In the late summer of 1922, Smith's Orchestra began making Brunswick recordings, none of which sold well. Smith is listed in the 1923 Brunswick catalog as an exclusive Brunswick recording artist. Smith's Orchestra continued making Brunswick recordings into 1923. Smith is included in a photograph of Brunswick orchestral leaders--others include Walter C. Haenschen (Carl Fenton), Isham Jones, Benny Krueger, Arnold Johnson--on page 35 of the February 1923 issue of Talking Machine World. "Un Tango Dans La Nuit (A Tango In The Night)" backed by the Argentine tango "De Cinq a Sept" was issued as Brunswick 2393 in April 1923. In May, Brunswick issued "Love and the Moon" and "Wonderful You" (2402). Four additional Smith sides were issued in August 1923.
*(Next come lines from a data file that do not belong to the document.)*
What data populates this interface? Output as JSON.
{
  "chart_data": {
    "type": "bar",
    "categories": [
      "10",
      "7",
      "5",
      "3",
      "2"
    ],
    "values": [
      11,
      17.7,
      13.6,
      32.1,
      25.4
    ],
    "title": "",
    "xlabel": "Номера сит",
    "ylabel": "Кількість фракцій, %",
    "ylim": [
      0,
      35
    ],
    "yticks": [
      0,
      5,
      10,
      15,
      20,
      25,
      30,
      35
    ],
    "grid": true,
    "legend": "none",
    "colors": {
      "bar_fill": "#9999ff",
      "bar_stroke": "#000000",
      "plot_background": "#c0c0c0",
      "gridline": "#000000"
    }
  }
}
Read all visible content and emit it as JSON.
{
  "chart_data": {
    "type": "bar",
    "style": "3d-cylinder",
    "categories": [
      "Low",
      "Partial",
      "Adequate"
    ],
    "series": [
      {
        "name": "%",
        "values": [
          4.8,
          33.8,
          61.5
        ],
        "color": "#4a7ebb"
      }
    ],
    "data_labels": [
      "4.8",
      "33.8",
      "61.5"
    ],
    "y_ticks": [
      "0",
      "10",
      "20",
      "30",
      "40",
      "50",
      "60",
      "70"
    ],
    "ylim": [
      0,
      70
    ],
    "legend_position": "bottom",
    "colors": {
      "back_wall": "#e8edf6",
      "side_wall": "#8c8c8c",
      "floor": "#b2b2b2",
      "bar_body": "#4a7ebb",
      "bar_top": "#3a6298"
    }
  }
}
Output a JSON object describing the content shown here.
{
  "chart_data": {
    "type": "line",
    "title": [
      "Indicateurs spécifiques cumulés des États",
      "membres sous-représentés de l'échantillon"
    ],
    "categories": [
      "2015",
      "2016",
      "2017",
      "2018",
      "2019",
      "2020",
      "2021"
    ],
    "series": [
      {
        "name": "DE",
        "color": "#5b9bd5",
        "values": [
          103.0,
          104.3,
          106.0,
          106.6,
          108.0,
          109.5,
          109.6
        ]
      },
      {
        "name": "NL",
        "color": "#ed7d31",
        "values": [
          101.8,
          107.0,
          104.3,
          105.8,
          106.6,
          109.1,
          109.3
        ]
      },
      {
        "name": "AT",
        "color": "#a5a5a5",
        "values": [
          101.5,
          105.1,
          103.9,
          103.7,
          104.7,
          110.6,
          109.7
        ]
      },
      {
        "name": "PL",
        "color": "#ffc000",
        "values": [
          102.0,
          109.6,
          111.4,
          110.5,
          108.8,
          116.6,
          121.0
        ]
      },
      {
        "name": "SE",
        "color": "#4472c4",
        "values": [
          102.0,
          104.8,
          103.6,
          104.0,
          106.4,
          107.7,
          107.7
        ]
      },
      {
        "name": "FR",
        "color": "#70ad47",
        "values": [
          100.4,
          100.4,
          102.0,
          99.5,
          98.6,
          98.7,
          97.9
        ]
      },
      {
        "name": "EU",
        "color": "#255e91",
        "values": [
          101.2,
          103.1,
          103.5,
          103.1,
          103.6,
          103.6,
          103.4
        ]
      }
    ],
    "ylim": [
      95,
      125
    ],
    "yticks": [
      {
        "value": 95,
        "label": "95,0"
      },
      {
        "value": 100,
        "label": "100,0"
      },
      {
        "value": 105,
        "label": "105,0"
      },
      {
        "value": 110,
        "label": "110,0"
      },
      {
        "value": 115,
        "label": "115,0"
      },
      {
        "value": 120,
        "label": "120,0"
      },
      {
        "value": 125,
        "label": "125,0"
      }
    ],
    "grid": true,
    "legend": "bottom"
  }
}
Hugo Frey was no longer Smith's pianist. In the early 1920s he directed or co-directed with Nat Shilkret such studio dance bands as The Great White Way Orchestra (some records feature piano duets by Banta and Frey, just as some Smith discs had), the Manhattan Merrymakers, and the Troubadours. Labels for some records credited to these orchestras cite Frey as director. He worked steadily in Victor's New York studio from 1922 through 1925 though he directed a Troubadours session as late as June 30, 1927 (Victor 20922 and 35831). He became a music arranger for the publisher Robbins Music Corporation, responsible in 1926 for transcriptions and arrangements in the song books Famous Negro Spirituals and Celebrated American Negro Spirituals. He continued to work for Robbins into the 1940s.

By the fall of 1924 Smith was leading the Joseph C. Smith and His Mount Royal Hotel Orchestra for CKAC radio broadcasts in Montreal. Smith's final recordings were made in Montreal for HMV in early 1925. According to Brian Rust, Smith brought his band to London from Montreal in the autumn of 1925, and when he returned to the United States, he left behind his drummer and xylophonist Teddy Brown, who went on to become a popular solo entertainer in Great Britain. Smith's recording career was over by the time of electrical recording.

It is not known when or where Smith was born. Little is known of him after he made his final recordings in 1925 although Rust reports owning an Okeh disc issued in March 1925 (40251--it features Jimmy Joys' St. Anthony Hotel Orchestra) with a sticker suggesting that Smith owned a music store in La Porte at that time. Rust also reports that Smith lost his savings in the Wall Street crash of 1929 and spent his last years in Florida.

Frank Kelly wrote in his "Where Are They?" column for Record Research (January 1970, Issue 103), "Another big old-timer who was hit hard in his later years was JOSEPH C. SMITH whose orchestra recorded scores of tunes for Victor...Smith ended up as a doorman in Florida in recent years." But Kelly provides no source for this. Subsequent Record Research issues featured letters by Smith fans, but few shed light on the man himself. One letter mentions that Smith's orchestra played the Mount Royal Hotel in Montreal from June 1923 to October 1925 and made six records for Canadian Victor in March and June 1924. One writer reported that he had corresponded with Hugo Frey, who had commented that "Smith was very popular in his time but slipped...when Paul Whiteman came on the scene." Issue #105 (May 1970) reports, "Joseph C. Smith is listed in the 'In Memoriam' list for 1964-65 published by the Associated Musicians of Great New York, Local 802, A.F.M."

He is not to be confused with the Joseph Smith who appeared in motion pictures. One generation earlier, a Joseph C. Smith (1878-1932) was well-known as an exhibition dancer and choreographer, but it is unlikely that he is the same as the bandleader since Victor promotional literature is silent about any connection.